When it was released in 1995, there had never been anything quite like Tales from the Hood. There really hasn't been anything like it since, either, except for Jordan Peele's current box office smash Get Out. In fact, the two would make one heck of a double feature. Both are horror movies that incorporate socially relevant themes related to race. Scream Factory, clearly recognizing the importance of Tales from the Hood, releases it in a Collector's Edition Blu-ray on April 18, with the exemplary bonus content fans have come to expect from their titles.
This horror anthology was directed by Rusty Cundieff, who first broke onto the scene with the rap comedy Fear of a Black Hat.
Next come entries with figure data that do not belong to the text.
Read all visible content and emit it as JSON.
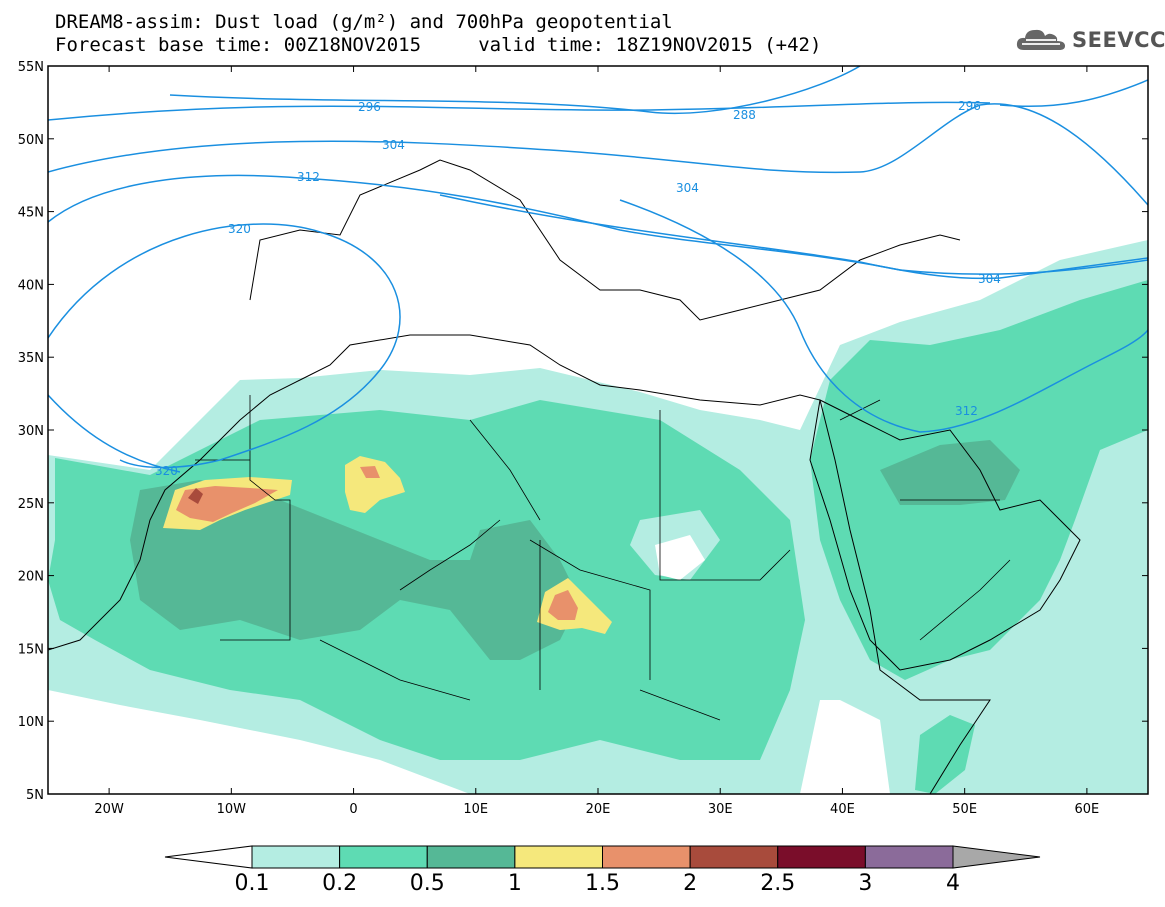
{
  "header": {
    "title_line1": "DREAM8-assim: Dust load (g/m²) and 700hPa geopotential",
    "title_line2": "Forecast base time: 00Z18NOV2015     valid time: 18Z19NOV2015 (+42)",
    "logo_text": "SEEVCCC"
  },
  "map": {
    "lon_range": [
      -25,
      65
    ],
    "lat_range": [
      5,
      55
    ],
    "lat_labels": [
      "55N",
      "50N",
      "45N",
      "40N",
      "35N",
      "30N",
      "25N",
      "20N",
      "15N",
      "10N",
      "5N"
    ],
    "lon_labels": [
      "20W",
      "10W",
      "0",
      "10E",
      "20E",
      "30E",
      "40E",
      "50E",
      "60E"
    ],
    "geopotential_labels": [
      "296",
      "288",
      "296",
      "304",
      "312",
      "304",
      "320",
      "304",
      "312",
      "320"
    ],
    "contour_color": "#1a8fe0"
  },
  "colorbar": {
    "labels": [
      "0.1",
      "0.2",
      "0.5",
      "1",
      "1.5",
      "2",
      "2.5",
      "3",
      "4"
    ],
    "colors": [
      "#ffffff",
      "#b4ede2",
      "#5edbb3",
      "#55b896",
      "#f5e87c",
      "#e8916b",
      "#a84b3c",
      "#7a0d2a",
      "#8b6b9a",
      "#a8a8a8"
    ]
  }
}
Three young drug dealers make their way to a funeral home thinking they will be doing a deal with the owner, Mr. Simms (Clarence Williams III, going wonderfully over the top). Instead, the creepy mortician tells them the stories of four different people who have ended up in his caskets.
The first of those tales involves a black civil rights leader who exacts beyond-the-grave revenge against the white cops who killed him. The second has a little boy using his drawings to fight back against an abusive stepfather (David Alan Grier). Segment three is probably the most entertaining, as it finds a former KKK member-turned-politician (Corbin Bernsen) being stalked by dolls that are inhabited by the souls of former slaves. The final section, on the other hand, is the most horrific. A gangbanger is subjected to an experimental “scared straight” procedure that subjects him to images of dead black men and women, from the days of public lynchings to modern-day gang violence.
All four of the stories differ in tone – some are darkly comic, others outright gruesome – yet they share a thoughtful quality. Each one addresses some kind of relevant issue: racist cops, domestic violence, people who inexcusably cling to the ideals of the Jim Crow South, and black-on-black killings. What happens in them is appropriately eerie. More vitally, they give you something to think about. Despite having been released 22 years ago, none of the tales have lost their sting. They hold on to their urgency, making every bit as much of an impact now as they did then.
Tales from the Hood ends with a shock twist involving Mr. Simms that contains one of the most quotable horror lines of dialogue from the '90s. While there are admittedly a few rough edges in the film (mostly budgetary), there's no doubt that this is something of a landmark genre picture. Inventively conceived and fearlessly executed, Tales from the Hood deserves your time and attention.
Tales from the Hood comes with a nice assortment of supplemental features. First and foremost is “Welcome to Hell,” a one-hour making-of retrospective documentary. Rusty Cundieff and co-writer Darin Scott discuss the film's genesis, why they chose the horror format to address social themes, and the public reception to their work, among other things. Actors Corbin Bernsen, Wings Hauser, and Anthony Griffith offer reflections on their sections of the movie. Special effects team members Kenneth Hall, Charles Chiodo, and Edward Chiodo are also on hand to talk about the creation of the practically-achieved visuals. This is an entertaining, informative look back.
A six-minute vintage making-of feature is also here. While obviously shorter and less substantive, it's still fun to see. Added bonus: an appearance by producer Spike Lee. The original theatrical trailer, some nifty TV spots, and a fairly extensive photo gallery round out the package.
Scream Factory has another winner on its hands with Tales from the Hood. Seeing this groundbreaking movie get such deferential treatment is great. The honor is well-deserved.
For more information on this and other titles, please visit the Scream Factory website.
Tales from the Hood is rated R for graphic brutal violence and strong language. The running time is 1 hour and 38 minutes.